Meyer eased out of the last of her holdings in Fletcher on the Wednesday, the last day of January, at a good price, and when we talked again the following Monday evening-I had phoned him from Islamorada-he said with undisguised glee that Fletcher had gotten up to forty-six dollars a share at noon, and the Exchange had suspended trading in it fifteen minutes later, pending a full investigation of a tip that the earnings reports had been misstated, that a syndicate of speculators had been boosting the price, and that the company officers had been quietly unloading all their own holdings at these false and inflated values. The word on the Street was that it might be another Westec case, and it was rumored that a Florida-based speculator named Gary Santo was deeply involved in the artificial runup of the price.

“If they ever approve it for listing again,” Meyer said, “it will open at about six dollars, and even that is more than a realistic book value per share.”

The next morning the Flush was tied up at the marina dock at Islamorada, and after breakfast I had Jan peel the final dressing off the wound.

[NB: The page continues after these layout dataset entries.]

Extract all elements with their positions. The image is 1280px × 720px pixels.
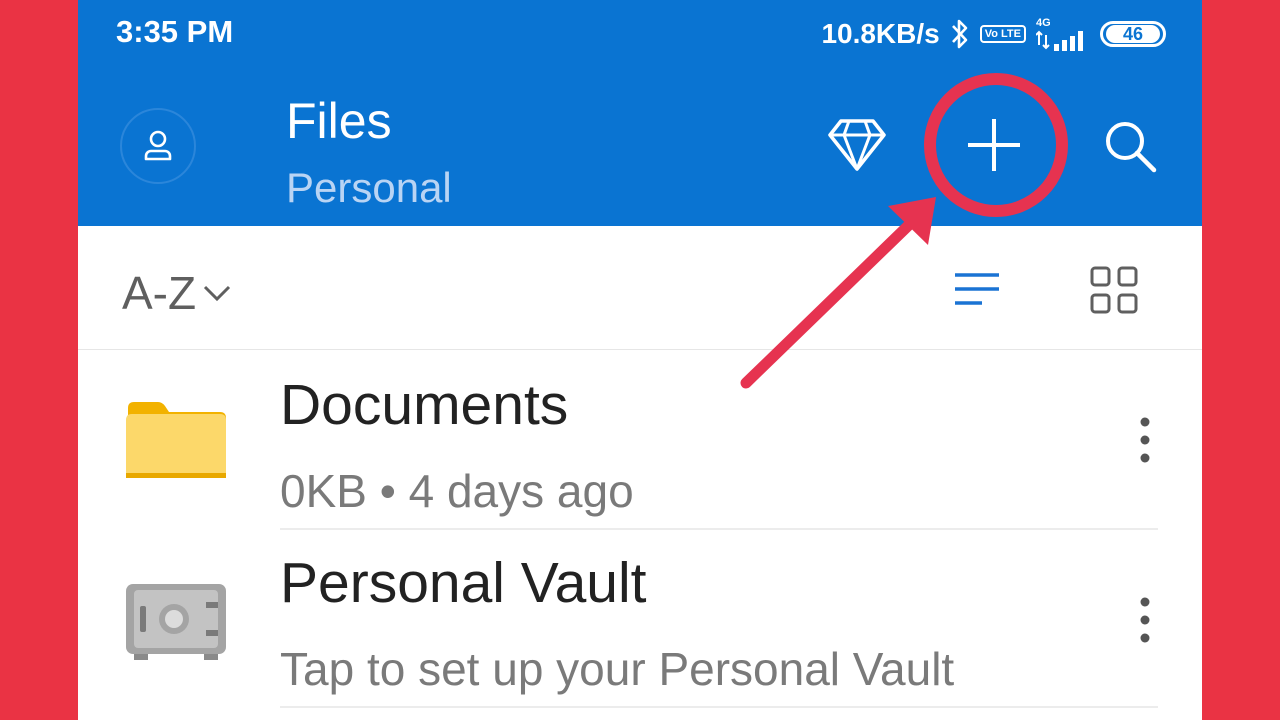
phone-screen: 3:35 PM 10.8KB/s Vo LTE 4G 46 Files Pers… (78, 0, 1202, 720)
add-icon (968, 119, 1020, 171)
status-time: 3:35 PM (116, 14, 234, 49)
bluetooth-icon (951, 19, 968, 49)
sort-dropdown[interactable]: A-Z (122, 266, 232, 320)
volte-icon: Vo LTE (979, 25, 1026, 43)
status-icons: 10.8KB/s Vo LTE 4G 46 (821, 12, 1166, 56)
battery-icon: 46 (1100, 21, 1166, 47)
premium-button[interactable] (824, 112, 890, 178)
grid-view-button[interactable] (1086, 262, 1142, 318)
network-speed: 10.8KB/s (821, 18, 940, 49)
premium-diamond-icon (828, 119, 886, 171)
sort-label: A-Z (122, 267, 197, 319)
sort-view-toolbar: A-Z (78, 226, 1202, 350)
item-name: Documents (280, 373, 569, 437)
folder-icon (126, 402, 226, 478)
page-subtitle: Personal (286, 164, 452, 211)
item-meta: 0KB • 4 days ago (280, 465, 634, 517)
list-view-button[interactable] (948, 264, 1006, 314)
grid-view-icon (1090, 266, 1138, 314)
more-options-button[interactable] (1130, 590, 1160, 650)
vault-icon (126, 584, 226, 660)
more-vertical-icon (1140, 417, 1150, 463)
list-item-personal-vault[interactable]: Personal Vault Tap to set up your Person… (78, 530, 1202, 708)
list-item-documents[interactable]: Documents 0KB • 4 days ago (78, 352, 1202, 530)
signal-icon: 4G (1036, 16, 1090, 51)
divider (280, 706, 1158, 708)
app-bar: 3:35 PM 10.8KB/s Vo LTE 4G 46 Files Pers… (78, 0, 1202, 226)
item-meta: Tap to set up your Personal Vault (280, 643, 955, 695)
item-name: Personal Vault (280, 551, 647, 615)
signal-type: 4G (1036, 16, 1051, 29)
chevron-down-icon (204, 285, 231, 302)
signal-bars (1036, 30, 1083, 51)
profile-avatar-button[interactable] (120, 108, 196, 184)
page-title: Files (286, 93, 392, 149)
more-options-button[interactable] (1130, 410, 1160, 470)
search-icon (1106, 122, 1157, 173)
add-button[interactable] (955, 106, 1033, 184)
battery-level: 46 (1106, 25, 1160, 43)
search-button[interactable] (1100, 116, 1160, 176)
list-view-icon (955, 273, 999, 305)
more-vertical-icon (1140, 597, 1150, 643)
person-icon (144, 130, 172, 161)
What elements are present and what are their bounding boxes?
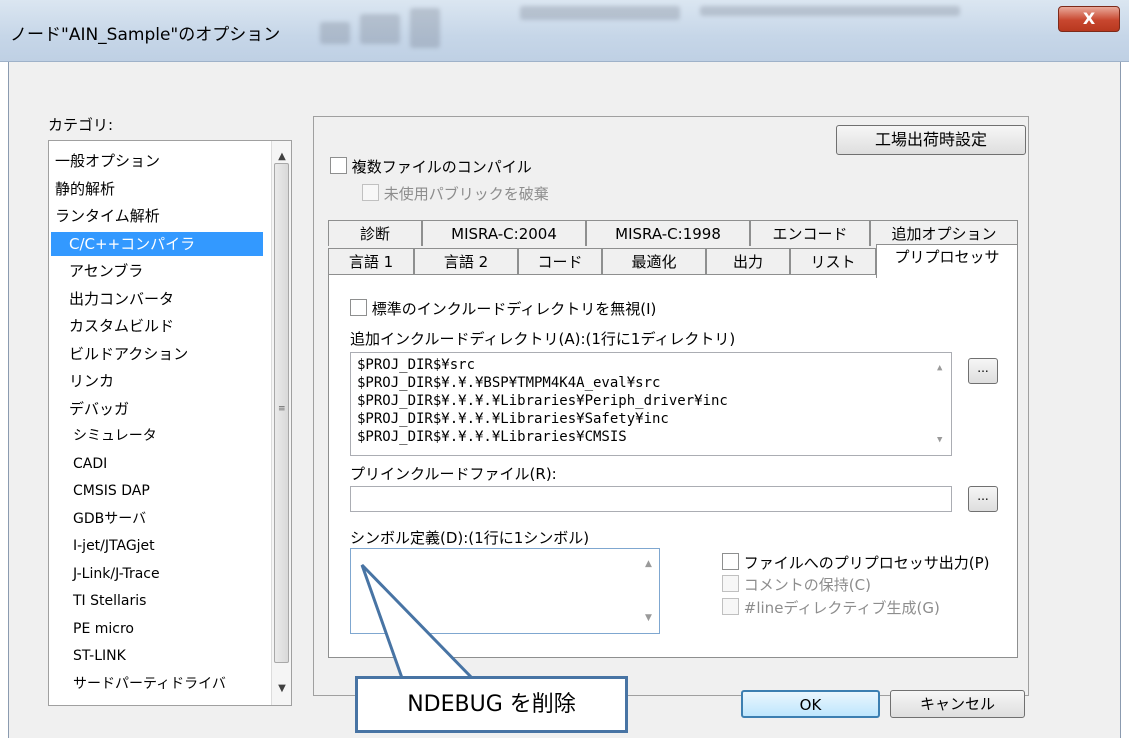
category-item[interactable]: I-jet/JTAGjet [73,534,155,558]
include-dir-line: $PROJ_DIR$¥.¥.¥.¥Libraries¥Periph_driver… [357,393,728,409]
callout-note: NDEBUG を削除 [355,676,628,733]
multi-file-label: 複数ファイルのコンパイル [351,158,532,176]
include-dir-line: $PROJ_DIR$¥.¥.¥.¥Libraries¥CMSIS [357,429,627,445]
category-item[interactable]: 出力コンバータ [69,287,174,311]
category-item[interactable]: ビルドアクション [69,342,188,366]
generate-line-checkbox[interactable] [722,598,739,615]
window-title: ノード"AIN_Sample"のオプション [10,25,281,45]
multi-file-compile-option[interactable]: 複数ファイルのコンパイル [330,156,532,177]
category-item[interactable]: 一般オプション [55,149,160,173]
close-button[interactable]: X [1058,6,1120,32]
category-scrollbar[interactable]: ▲ ≡ ▼ [271,141,291,705]
tab-row1-3[interactable]: MISRA-C:1998 [586,220,750,246]
tab-row2-1[interactable]: 言語 1 [328,248,414,274]
tab-row2-6[interactable]: リスト [790,248,876,274]
additional-include-label: 追加インクルードディレクトリ(A):(1行に1ディレクトリ) [350,330,736,348]
preprocess-to-file-checkbox[interactable] [722,553,739,570]
generate-line-option[interactable]: #lineディレクティブ生成(G) [722,597,940,618]
category-item[interactable]: ランタイム解析 [55,204,160,228]
category-item[interactable]: 静的解析 [55,177,115,201]
category-item[interactable]: カスタムビルド [69,314,174,338]
keep-comments-option[interactable]: コメントの保持(C) [722,574,871,595]
category-item[interactable]: アセンブラ [69,259,143,283]
category-item[interactable]: GDBサーバ [73,507,146,531]
category-item[interactable]: PE micro [73,617,134,641]
discard-public-label: 未使用パブリックを破棄 [383,185,549,203]
category-item[interactable]: デバッガ [69,397,129,421]
scroll-down-icon[interactable]: ▼ [937,435,942,445]
discard-public-checkbox[interactable] [362,184,379,201]
symbols-label: シンボル定義(D):(1行に1シンボル) [350,529,590,547]
scroll-up-icon[interactable]: ▲ [937,363,942,373]
preinclude-input[interactable] [350,486,952,512]
category-item[interactable]: ST-LINK [73,644,126,668]
category-item[interactable]: リンカ [69,369,114,393]
symbols-scrollbar[interactable]: ▲ ▼ [641,549,659,633]
category-item[interactable]: J-Link/J-Trace [73,562,160,586]
multi-file-checkbox[interactable] [330,157,347,174]
tab-row2-3[interactable]: コード [518,248,602,274]
scroll-up-icon[interactable]: ▲ [645,559,652,569]
scroll-down-icon[interactable]: ▼ [645,613,652,623]
tab-row1-4[interactable]: エンコード [750,220,870,246]
tab-row1-5[interactable]: 追加オプション [870,220,1018,246]
ignore-std-include-option[interactable]: 標準のインクルードディレクトリを無視(I) [350,298,656,319]
category-item[interactable]: C/C++コンパイラ [51,231,263,256]
factory-settings-button[interactable]: 工場出荷時設定 [836,125,1026,155]
ignore-std-include-checkbox[interactable] [350,299,367,316]
include-dir-line: $PROJ_DIR$¥.¥.¥BSP¥TMPM4K4A_eval¥src [357,375,661,391]
category-item[interactable]: CMSIS DAP [73,479,150,503]
preprocess-to-file-label: ファイルへのプリプロセッサ出力(P) [743,554,990,572]
preinclude-browse-button[interactable]: ... [968,486,998,512]
keep-comments-label: コメントの保持(C) [743,576,871,594]
keep-comments-checkbox[interactable] [722,575,739,592]
tab-row2-5[interactable]: 出力 [706,248,790,274]
preprocess-to-file-option[interactable]: ファイルへのプリプロセッサ出力(P) [722,552,990,573]
tab-row1-2[interactable]: MISRA-C:2004 [422,220,586,246]
include-dir-line: $PROJ_DIR$¥.¥.¥.¥Libraries¥Safety¥inc [357,411,669,427]
category-item[interactable]: シミュレータ [73,424,157,448]
include-dirs-textarea[interactable]: $PROJ_DIR$¥src $PROJ_DIR$¥.¥.¥BSP¥TMPM4K4… [350,352,952,456]
generate-line-label: #lineディレクティブ生成(G) [743,599,940,617]
scrollbar-thumb[interactable]: ≡ [274,163,289,663]
tab-row1-1[interactable]: 診断 [328,220,422,246]
category-item[interactable]: CADI [73,452,107,476]
discard-public-option[interactable]: 未使用パブリックを破棄 [362,183,549,204]
include-dir-line: $PROJ_DIR$¥src [357,357,476,373]
scroll-down-icon[interactable]: ▼ [272,679,291,699]
ok-button[interactable]: OK [741,690,880,718]
include-browse-button[interactable]: ... [968,358,998,384]
callout-pointer [360,563,476,680]
ignore-std-include-label: 標準のインクルードディレクトリを無視(I) [371,300,657,318]
cancel-button[interactable]: キャンセル [890,690,1025,718]
category-item[interactable]: TI Stellaris [73,589,146,613]
tab-row2-4[interactable]: 最適化 [602,248,706,274]
include-dirs-scrollbar[interactable]: ▲ ▼ [933,353,951,455]
tab-row2-2[interactable]: 言語 2 [414,248,518,274]
category-item[interactable]: サードパーティドライバ [73,672,226,696]
category-list[interactable]: 一般オプション 静的解析ランタイム解析 C/C++コンパイラアセンブラ出力コンバータ… [48,140,292,706]
category-label: カテゴリ: [48,116,114,134]
tab-row2-7[interactable]: プリプロセッサ [876,244,1018,278]
preinclude-label: プリインクルードファイル(R): [350,465,557,483]
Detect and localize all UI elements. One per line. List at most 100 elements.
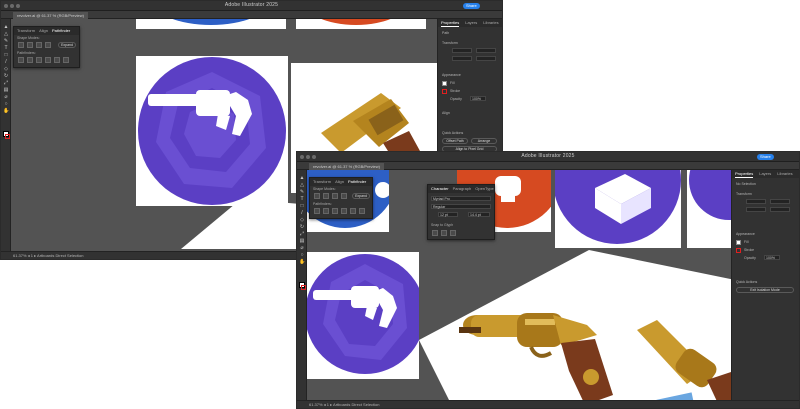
tab-properties[interactable]: Properties xyxy=(441,19,460,27)
eyedropper-icon[interactable]: ⌀ xyxy=(299,246,305,251)
h-field[interactable] xyxy=(476,56,496,61)
h-field[interactable] xyxy=(770,207,790,212)
zoom-icon[interactable]: ○ xyxy=(299,253,305,258)
tab-layers[interactable]: Layers xyxy=(759,170,771,178)
scale-icon[interactable]: ⤢ xyxy=(3,81,9,86)
divide-icon[interactable] xyxy=(18,57,24,63)
shape-tool-icon[interactable]: □ xyxy=(3,53,9,58)
tab-opentype[interactable]: OpenType xyxy=(475,185,493,193)
exclude-icon[interactable] xyxy=(341,193,347,199)
brush-icon[interactable]: / xyxy=(3,60,9,65)
rotate-icon[interactable]: ↻ xyxy=(3,74,9,79)
stroke-swatch-icon[interactable] xyxy=(301,285,306,290)
crop-icon[interactable] xyxy=(45,57,51,63)
intersect-icon[interactable] xyxy=(36,42,42,48)
snap-option-icon[interactable] xyxy=(432,230,438,236)
tab-transform[interactable]: Transform xyxy=(313,178,331,186)
tab-align[interactable]: Align xyxy=(335,178,344,186)
direct-selection-icon[interactable]: △ xyxy=(3,32,9,37)
direct-selection-icon[interactable]: △ xyxy=(299,183,305,188)
stroke-swatch[interactable] xyxy=(736,248,741,253)
minus-front-icon[interactable] xyxy=(323,193,329,199)
hand-icon[interactable]: ✋ xyxy=(299,260,305,265)
tab-character[interactable]: Character xyxy=(431,185,449,193)
unite-icon[interactable] xyxy=(314,193,320,199)
font-family-select[interactable]: Myriad Pro xyxy=(431,196,491,201)
artboard-purple-revolver[interactable] xyxy=(307,252,419,379)
gold-revolver-image[interactable] xyxy=(457,305,627,400)
tab-paragraph[interactable]: Paragraph xyxy=(453,185,472,193)
canvas-area[interactable]: Transform Align Pathfinder Shape Modes: … xyxy=(307,170,731,400)
tab-layers[interactable]: Layers xyxy=(465,19,477,27)
type-tool-icon[interactable]: T xyxy=(3,46,9,51)
stroke-swatch[interactable] xyxy=(442,89,447,94)
fill-swatch[interactable] xyxy=(736,240,741,245)
divide-icon[interactable] xyxy=(314,208,320,214)
w-field[interactable] xyxy=(452,56,472,61)
tab-libraries[interactable]: Libraries xyxy=(483,19,498,27)
intersect-icon[interactable] xyxy=(332,193,338,199)
snap-option-icon[interactable] xyxy=(450,230,456,236)
stroke-swatch-icon[interactable] xyxy=(5,134,10,139)
x-field[interactable] xyxy=(746,199,766,204)
leading-field[interactable]: 14.4 pt xyxy=(468,212,490,217)
pen-tool-icon[interactable]: ✎ xyxy=(299,190,305,195)
brush-icon[interactable]: / xyxy=(299,211,305,216)
merge-icon[interactable] xyxy=(36,57,42,63)
tab-properties[interactable]: Properties xyxy=(735,170,754,178)
expand-button[interactable]: Expand xyxy=(352,193,370,199)
trim-icon[interactable] xyxy=(323,208,329,214)
arrange-button[interactable]: Arrange xyxy=(471,138,497,144)
font-size-field[interactable]: 12 pt xyxy=(438,212,458,217)
pen-tool-icon[interactable]: ✎ xyxy=(3,39,9,44)
hand-icon[interactable]: ✋ xyxy=(3,109,9,114)
opacity-field[interactable]: 100% xyxy=(764,255,780,260)
selection-tool-icon[interactable]: ▲ xyxy=(299,176,305,181)
artboard-purple-box[interactable] xyxy=(555,170,681,248)
shape-tool-icon[interactable]: □ xyxy=(299,204,305,209)
crop-icon[interactable] xyxy=(341,208,347,214)
tab-libraries[interactable]: Libraries xyxy=(777,170,792,178)
eyedropper-icon[interactable]: ⌀ xyxy=(3,95,9,100)
w-field[interactable] xyxy=(746,207,766,212)
snap-option-icon[interactable] xyxy=(441,230,447,236)
tab-pathfinder[interactable]: Pathfinder xyxy=(348,178,366,186)
rotate-icon[interactable]: ↻ xyxy=(299,225,305,230)
exit-isolation-button[interactable]: Exit Isolation Mode xyxy=(736,287,794,293)
y-field[interactable] xyxy=(476,48,496,53)
y-field[interactable] xyxy=(770,199,790,204)
merge-icon[interactable] xyxy=(332,208,338,214)
selection-tool-icon[interactable]: ▲ xyxy=(3,25,9,30)
offset-path-button[interactable]: Offset Path xyxy=(442,138,468,144)
minus-back-icon[interactable] xyxy=(359,208,365,214)
exclude-icon[interactable] xyxy=(45,42,51,48)
gradient-icon[interactable]: ▤ xyxy=(3,88,9,93)
artboard-blue[interactable] xyxy=(136,19,286,29)
tab-align[interactable]: Align xyxy=(39,27,48,35)
eraser-icon[interactable]: ◇ xyxy=(299,218,305,223)
fill-swatch[interactable] xyxy=(442,81,447,86)
artboard-red[interactable] xyxy=(296,19,426,29)
minus-front-icon[interactable] xyxy=(27,42,33,48)
document-tab[interactable]: revolver.ai @ 61.37 % (RGB/Preview) xyxy=(13,12,88,19)
eraser-icon[interactable]: ◇ xyxy=(3,67,9,72)
artboard-purple-partial[interactable] xyxy=(687,170,731,248)
expand-button[interactable]: Expand xyxy=(58,42,76,48)
type-tool-icon[interactable]: T xyxy=(299,197,305,202)
share-button[interactable]: Share xyxy=(463,3,480,9)
minus-back-icon[interactable] xyxy=(63,57,69,63)
opacity-field[interactable]: 100% xyxy=(470,96,486,101)
x-field[interactable] xyxy=(452,48,472,53)
gold-revolver-image-second[interactable] xyxy=(637,310,731,400)
scale-icon[interactable]: ⤢ xyxy=(299,232,305,237)
trim-icon[interactable] xyxy=(27,57,33,63)
outline-icon[interactable] xyxy=(54,57,60,63)
tab-pathfinder[interactable]: Pathfinder xyxy=(52,27,70,35)
zoom-icon[interactable]: ○ xyxy=(3,102,9,107)
document-tab[interactable]: revolver.ai @ 61.37 % (RGB/Preview) xyxy=(309,163,384,170)
outline-icon[interactable] xyxy=(350,208,356,214)
share-button[interactable]: Share xyxy=(757,154,774,160)
tab-transform[interactable]: Transform xyxy=(17,27,35,35)
unite-icon[interactable] xyxy=(18,42,24,48)
font-style-select[interactable]: Regular xyxy=(431,204,491,209)
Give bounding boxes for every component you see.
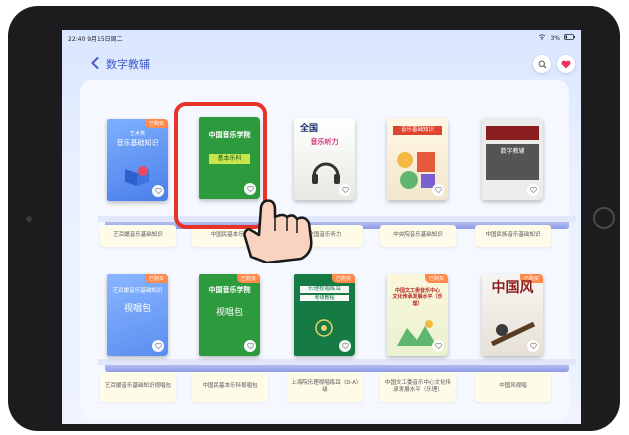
battery-icon xyxy=(564,34,575,42)
heart-icon[interactable] xyxy=(432,340,444,352)
heart-icon[interactable] xyxy=(152,185,164,197)
book-cover[interactable]: 已购买 中国风 xyxy=(482,274,543,356)
book-cover[interactable]: 音乐基础知识 xyxy=(387,118,448,200)
battery-percent: 3% xyxy=(550,34,560,42)
home-button[interactable] xyxy=(593,207,615,229)
book-illustration-icon xyxy=(397,320,437,346)
purchased-badge: 已购买 xyxy=(144,119,168,128)
pointer-hand-icon xyxy=(243,199,313,263)
book-cover-title: 音乐基础知识 xyxy=(116,139,159,147)
book-cover-subtitle: 艺术类 xyxy=(129,131,145,137)
book-cover-subtitle: 视唱包 xyxy=(215,308,243,318)
chevron-left-icon xyxy=(91,57,99,69)
book-cover[interactable]: 数字教辅 xyxy=(482,118,543,200)
heart-icon[interactable] xyxy=(432,184,444,196)
book-cover[interactable]: 已购买 中国音乐学院 视唱包 xyxy=(199,274,260,356)
book-cover-title: 中国文工委音乐中心 文化传承发展水平（乐理） xyxy=(392,288,443,307)
book-cover-title: 数字教辅 xyxy=(500,148,525,155)
book-label[interactable]: 艺百媛音乐基础知识 xyxy=(100,225,176,247)
book-cover[interactable]: 已购买 艺百媛音乐基础知识 视唱包 xyxy=(107,274,168,356)
app-screen: 22:40 9月15日周二 3% 数字教辅 已购买 艺术类 音乐基础知识 中国音… xyxy=(62,30,581,424)
book-cover-band xyxy=(486,126,539,140)
book-cover[interactable]: 已购买 艺术类 音乐基础知识 xyxy=(107,119,168,201)
book-cover[interactable]: 已购买 乐理视唱练耳 考级教程 xyxy=(294,274,355,356)
heart-icon xyxy=(561,60,571,68)
book-label[interactable]: 中国民基本乐科视唱包 xyxy=(192,372,268,402)
status-bar: 22:40 9月15日周二 3% xyxy=(68,33,575,43)
book-cover-subtitle: 视唱包 xyxy=(123,304,151,314)
book-label[interactable]: 上海院乐理视唱练耳（D-A）级 xyxy=(287,372,363,402)
book-cover-subtitle: 考级教程 xyxy=(300,295,349,302)
book-cover-subtitle: 基本乐科 xyxy=(209,154,250,164)
emblem-icon xyxy=(315,319,333,337)
page-title: 数字教辅 xyxy=(106,58,150,71)
wifi-icon xyxy=(538,34,546,42)
search-button[interactable] xyxy=(533,55,551,73)
back-button[interactable] xyxy=(88,54,102,72)
book-cover-title: 全国 xyxy=(300,124,319,134)
heart-icon[interactable] xyxy=(152,340,164,352)
book-label[interactable]: 中国文工委音乐中心文化传承发展水平（乐理） xyxy=(380,372,456,402)
purchased-badge: 已购买 xyxy=(331,274,355,283)
book-cover[interactable]: 已购买 中国文工委音乐中心 文化传承发展水平（乐理） xyxy=(387,274,448,356)
book-cover-title: 中国音乐学院 xyxy=(208,286,251,294)
book-label[interactable]: 中国风视唱 xyxy=(475,372,551,402)
search-icon xyxy=(538,60,547,69)
shelf-edge-row2 xyxy=(105,365,569,372)
purchased-badge: 已购买 xyxy=(424,274,448,283)
heart-icon[interactable] xyxy=(244,340,256,352)
front-camera xyxy=(26,216,32,222)
heart-icon[interactable] xyxy=(339,340,351,352)
heart-icon[interactable] xyxy=(527,184,539,196)
status-time-date: 22:40 9月15日周二 xyxy=(68,35,123,43)
navigation-bar: 数字教辅 xyxy=(62,48,581,78)
book-cover-title: 中国音乐学院 xyxy=(208,131,251,139)
favorites-button[interactable] xyxy=(557,55,575,73)
book-label[interactable]: 中央院音乐基础知识 xyxy=(380,225,456,247)
book-label[interactable]: 艺百媛音乐基础知识视唱包 xyxy=(100,372,176,402)
book-label[interactable]: 中国民族音乐基础知识 xyxy=(475,225,551,247)
book-cover-title: 音乐基础知识 xyxy=(393,126,442,135)
book-cover-title: 中国风 xyxy=(491,280,534,296)
heart-icon[interactable] xyxy=(527,340,539,352)
purchased-badge: 已购买 xyxy=(144,274,168,283)
book-cover-title: 乐理视唱练耳 xyxy=(300,286,349,293)
purchased-badge: 已购买 xyxy=(236,274,260,283)
tablet-device: 22:40 9月15日周二 3% 数字教辅 已购买 艺术类 音乐基础知识 中国音… xyxy=(8,6,620,431)
book-cover-title: 艺百媛音乐基础知识 xyxy=(112,288,163,294)
book-cover-subtitle: 音乐听力 xyxy=(310,138,339,146)
book-illustration-icon xyxy=(125,166,149,186)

The entrance wound was a pink dime-sized dimple, vivid in the middle of the surrounding tan. She made careful inspection of the exit area, held the back of her hand against it to check for any inner heat of infection and said, “This last little piece of scab is going to come off any day now. If we could have had it sewn up, there wouldn’t be so much scarring, Trav. It looks as if… somebody stabbed you with one of those wood rasp things.”